A programação inaugural incluiu uma exposição de fotografias sobre o sertão, reunindo trabalhos de Antonio Carlos Carvalho, Antonio Magalhães, Elydio Azevedo, Egberto Costa, Luciano Passos e Rosa Maria, e o lançamento do livro ‘Eurico Alves, Poeta Baiano’, do artista plástico feirense Juraci Dórea. O conselheiro de cultura Hélio Simões declarou, na ocasião, que o museu era a “concretização do sonho de Eurico”.

Preservar para não esquecer

A historiadora Cristiana Oliveira, que já dirigiu a Casa do Sertão, lembra que o Museu surgiu em um período de profundas transformações urbanas em Feira de Santana. “Nos anos 1970, havia o receio de que a cidade, com a iminente transformação para metrópole, esquecesse suas raízes da feira-livre, vaqueiros e couro. O Museu surgiu com o antídoto da musealização contra o apagamento da identidade sertaneja”, explica.

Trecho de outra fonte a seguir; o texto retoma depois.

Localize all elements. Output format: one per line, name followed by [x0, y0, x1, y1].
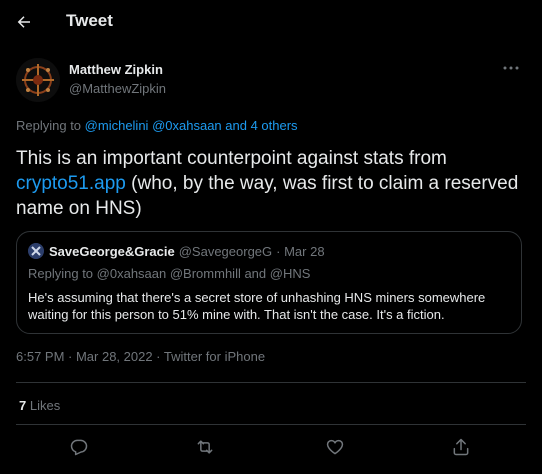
- divider: [16, 424, 526, 425]
- quoted-replying-mentions: @0xahsaan @Brommhill and @HNS: [96, 266, 311, 281]
- like-button[interactable]: [324, 436, 346, 458]
- retweet-button[interactable]: [194, 436, 216, 458]
- likes-number: 7: [19, 398, 27, 413]
- mention-0xahsaan[interactable]: @0xahsaan: [152, 118, 222, 133]
- tweet-actions: [0, 432, 542, 462]
- quoted-author-name: SaveGeorge&Gracie: [49, 243, 175, 259]
- quoted-author-avatar: [28, 243, 44, 259]
- quoted-replying-to: Replying to @0xahsaan @Brommhill and @HN…: [28, 266, 310, 281]
- author-handle[interactable]: @MatthewZipkin: [69, 81, 166, 96]
- reply-button[interactable]: [68, 436, 90, 458]
- divider: [16, 382, 526, 383]
- page-title: Tweet: [66, 11, 113, 30]
- tweet-text: This is an important counterpoint agains…: [16, 146, 526, 221]
- author-name[interactable]: Matthew Zipkin: [69, 62, 163, 77]
- like-icon: [325, 437, 345, 457]
- more-button[interactable]: [500, 60, 522, 76]
- mention-others[interactable]: and 4 others: [225, 118, 297, 133]
- back-arrow-icon: [15, 13, 33, 31]
- tweet-text-part: This is an important counterpoint agains…: [16, 148, 447, 169]
- share-button[interactable]: [450, 436, 472, 458]
- reply-icon: [69, 437, 89, 457]
- quoted-tweet-header: SaveGeorge&Gracie @SavegeorgeG · Mar 28: [28, 243, 325, 259]
- replying-to-label: Replying to: [16, 118, 82, 133]
- author-avatar[interactable]: [16, 58, 60, 102]
- more-icon: [503, 66, 519, 70]
- top-bar: Tweet: [0, 0, 542, 44]
- quoted-date: · Mar 28: [276, 243, 325, 259]
- retweet-icon: [195, 437, 215, 457]
- tweet-link[interactable]: crypto51.app: [16, 173, 126, 194]
- quoted-author-handle: @SavegeorgeG: [178, 243, 273, 259]
- quoted-tweet[interactable]: SaveGeorge&Gracie @SavegeorgeG · Mar 28 …: [16, 231, 522, 334]
- share-icon: [451, 437, 471, 457]
- quoted-replying-label: Replying to: [28, 266, 94, 281]
- back-button[interactable]: [11, 9, 37, 35]
- likes-label: Likes: [29, 398, 61, 413]
- likes-count[interactable]: 7 Likes: [19, 398, 60, 413]
- tweet-timestamp[interactable]: 6:57 PM · Mar 28, 2022 · Twitter for iPh…: [16, 349, 265, 364]
- mention-michelini[interactable]: @michelini: [85, 118, 149, 133]
- replying-to: Replying to @michelini @0xahsaan and 4 o…: [16, 118, 298, 133]
- quoted-tweet-text: He's assuming that there's a secret stor…: [28, 290, 486, 322]
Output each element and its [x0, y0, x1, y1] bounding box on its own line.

Essa memória resiste no acervo e nas ações educativas realizadas ao longo dos anos. O espaço recebe visitas de escolas públicas e privadas, promovendo a interpretação crítica dos bens culturais, com foco na valorização do território e da ancestralidade regional.

 A missão continua

Ao completar 47 anos, o Museu Casa do Sertão reafirma sua missão educativa, sociocultural e de pesquisa. Como instrumento de mediação entre a Universidade e a sociedade, o espaço se projeta para os desafios contemporâneos: conectar o passado ao presente, estimular novos olhares sobre a cultura sertaneja e promover inclusão por meio da arte, da memória e do conhecimento.

Nas palavras do diretor Cristiano Cardoso, “o Museu é um lugar-memória vivo, um laboratório para pensar o Sertão como espaço de resistência, criação e diálogo entre gerações”.